La alegría disipó las preocupaciones de Sirrah.

—¡Oh, gracias a Dios!

—exclamó.

Se detuvo en seco—.

Tal vez no deberíamos molestarlos —rió entre dientes.

—Pero Eltanin está en la cueva —comentó Rigel—.

¿Con qué rey se está apareando?

—preguntó inocentemente, pareciendo confundido.

—¡Tu información debe estar equivocada!

—desestimó Sirrah—.

Eltanin está con ella.

—Lo dudo mucho.

—¡Cállate Príncipe Rigel!

—rugió Sirrah—.

¿Qué estás insinuando?

¿Cómo te atreves?

—¡Yipiiii!

—Otro chillido se escuchó seguido de gruñidos de hombres—.

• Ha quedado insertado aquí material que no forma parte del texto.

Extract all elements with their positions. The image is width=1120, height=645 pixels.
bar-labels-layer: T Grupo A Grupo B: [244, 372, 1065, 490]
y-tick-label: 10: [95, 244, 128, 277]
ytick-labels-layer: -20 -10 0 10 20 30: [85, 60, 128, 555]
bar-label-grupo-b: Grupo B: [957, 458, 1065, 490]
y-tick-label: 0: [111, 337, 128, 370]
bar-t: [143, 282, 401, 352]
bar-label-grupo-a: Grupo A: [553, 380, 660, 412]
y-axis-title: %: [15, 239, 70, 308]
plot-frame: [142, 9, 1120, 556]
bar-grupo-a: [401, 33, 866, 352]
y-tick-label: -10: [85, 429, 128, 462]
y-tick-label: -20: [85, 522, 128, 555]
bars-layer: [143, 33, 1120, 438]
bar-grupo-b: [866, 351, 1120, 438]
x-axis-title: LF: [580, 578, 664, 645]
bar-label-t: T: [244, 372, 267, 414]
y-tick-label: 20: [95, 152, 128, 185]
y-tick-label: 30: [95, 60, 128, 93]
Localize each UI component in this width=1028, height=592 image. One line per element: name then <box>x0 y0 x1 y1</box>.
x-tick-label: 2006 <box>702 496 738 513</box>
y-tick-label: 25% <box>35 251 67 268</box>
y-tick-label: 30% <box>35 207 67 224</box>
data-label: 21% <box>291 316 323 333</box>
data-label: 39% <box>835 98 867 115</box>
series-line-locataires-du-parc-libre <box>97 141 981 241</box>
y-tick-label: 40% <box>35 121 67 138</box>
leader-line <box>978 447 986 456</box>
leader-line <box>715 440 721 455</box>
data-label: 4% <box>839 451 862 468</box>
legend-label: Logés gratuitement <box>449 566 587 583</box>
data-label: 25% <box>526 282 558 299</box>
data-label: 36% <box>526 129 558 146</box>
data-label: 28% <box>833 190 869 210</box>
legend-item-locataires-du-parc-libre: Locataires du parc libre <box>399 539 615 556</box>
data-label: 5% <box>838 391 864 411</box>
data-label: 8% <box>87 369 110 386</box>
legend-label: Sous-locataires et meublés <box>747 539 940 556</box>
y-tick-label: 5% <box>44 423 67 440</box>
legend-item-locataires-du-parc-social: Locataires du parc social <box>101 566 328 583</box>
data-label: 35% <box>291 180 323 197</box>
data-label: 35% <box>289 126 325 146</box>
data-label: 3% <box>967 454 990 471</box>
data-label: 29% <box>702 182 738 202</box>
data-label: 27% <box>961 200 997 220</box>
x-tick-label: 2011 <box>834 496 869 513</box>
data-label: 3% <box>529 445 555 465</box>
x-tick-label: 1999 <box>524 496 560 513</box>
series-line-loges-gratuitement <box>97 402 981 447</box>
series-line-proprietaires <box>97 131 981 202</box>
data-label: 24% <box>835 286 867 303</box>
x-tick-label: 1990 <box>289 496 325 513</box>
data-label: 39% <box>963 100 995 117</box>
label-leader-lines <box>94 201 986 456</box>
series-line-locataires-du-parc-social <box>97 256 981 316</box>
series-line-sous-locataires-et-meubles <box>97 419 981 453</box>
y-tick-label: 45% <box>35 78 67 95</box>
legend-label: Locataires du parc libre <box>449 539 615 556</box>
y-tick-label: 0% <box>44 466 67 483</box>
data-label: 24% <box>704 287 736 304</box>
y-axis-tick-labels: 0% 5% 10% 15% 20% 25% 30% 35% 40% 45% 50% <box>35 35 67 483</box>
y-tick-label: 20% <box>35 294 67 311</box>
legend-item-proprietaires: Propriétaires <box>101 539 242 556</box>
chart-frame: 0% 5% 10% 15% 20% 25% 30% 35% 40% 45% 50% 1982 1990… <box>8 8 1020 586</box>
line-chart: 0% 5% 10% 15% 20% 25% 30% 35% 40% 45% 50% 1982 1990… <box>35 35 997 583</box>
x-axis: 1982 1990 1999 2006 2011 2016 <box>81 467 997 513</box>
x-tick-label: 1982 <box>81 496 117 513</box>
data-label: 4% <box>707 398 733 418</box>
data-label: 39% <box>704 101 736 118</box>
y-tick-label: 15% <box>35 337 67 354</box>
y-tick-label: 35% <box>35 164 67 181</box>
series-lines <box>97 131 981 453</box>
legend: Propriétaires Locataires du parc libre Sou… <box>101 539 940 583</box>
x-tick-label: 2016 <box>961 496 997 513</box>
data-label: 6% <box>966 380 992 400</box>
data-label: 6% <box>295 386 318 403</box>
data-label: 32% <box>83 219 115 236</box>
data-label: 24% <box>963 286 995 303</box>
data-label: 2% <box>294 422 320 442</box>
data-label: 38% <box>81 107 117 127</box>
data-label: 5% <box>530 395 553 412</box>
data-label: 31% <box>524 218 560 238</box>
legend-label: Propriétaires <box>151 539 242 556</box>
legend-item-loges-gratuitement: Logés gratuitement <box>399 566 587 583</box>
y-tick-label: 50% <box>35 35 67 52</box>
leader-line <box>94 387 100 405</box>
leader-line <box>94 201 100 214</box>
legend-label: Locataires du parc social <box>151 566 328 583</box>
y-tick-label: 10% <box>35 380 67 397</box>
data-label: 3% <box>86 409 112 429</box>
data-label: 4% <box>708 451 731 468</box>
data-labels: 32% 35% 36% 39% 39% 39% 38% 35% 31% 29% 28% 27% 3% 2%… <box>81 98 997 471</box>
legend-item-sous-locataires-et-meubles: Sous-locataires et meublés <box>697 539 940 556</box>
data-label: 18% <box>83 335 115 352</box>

¡Estoy apareándome con los reyes!

—¿Reyes?

—repitió Rigel.

Alrakis empezó a ir hacia el matorral.

—¡Alfa Alrakis!

—Sirrah lo detuvo—.

Esto sería inapropiado.

No podemos detenerlos —Estaba a punto de tomar su mano y jalarlo hacia atrás cuando a través de los árboles vio a Morava.

Su corazón cayó al suelo.

Morava estaba desnuda.

Se había montado sobre un hombre y se movía sobre él mientras otro la empujaba hacia abajo y estaba entre sus nalgas.

Sus pechos subían y bajaban.

Sirrah palideció.

El shock retumbó dentro de ella como un trueno.

Escuchó las exclamaciones de todos los hombres detrás de ella.

Las lágrimas se le agolparon en los ojos.

—Morava…

—murmuró.

Los hombres la embestían y ella gritó de nuevo.

—Estoy apareándome con el rey.

¡Con el Rey Eltanin!

¡Y el Príncipe Rigel!

—¡Pero yo estoy aquí!

—comentó Rigel con inocencia.

Conmocionada, las rodillas de Sirrah se debilitaron.

¿Por qué Morava se comportaba así?

No parecía estar en su sano juicio.

¿Había tomado la droga que estaba destinada para Eltanin?

Alrakis se dio la vuelta y se alejó sin decir una palabra.

Rigel dijo en voz baja:
—La vi bebiendo agua que pretendía darle a Eltanin.

Creo que había mezclado algo en ella.

¿Eso significaba que Morava había tomado la droga que estaba destinada para Eltanin?

Sirrah apartó la vista de su hija, enterrando su rostro en sus manos.

Morava estaba apareándose como un animal salvaje con soldados desconocidos.

Había caído tan bajo y frente a tantas personas, que ahora no había redención para ella.

Escuchó los rugidos de los guardias mientras venían dentro de ella.

Las lágrimas rodaron por sus mejillas mientras cada plan, cada sueño, se derrumbaba estrepitosamente.

Había enviado a Lusitania a los Nyxers y su hija mayor se había vuelto indigna en todo sentido.

Mizvah corrió hacia ella y se sentó junto a su reina.

Miró dentro del matorral y sus ojos se empañaron.

Morava se levantó frenéticamente de allí.

—¡Voy a aparearme con más reyessss!

—gritó y corrió lejos de allí.

Saltó en la oscuridad y se transformó en su lobo.

Mizvah corrió tras ella, transformándose en su lobo.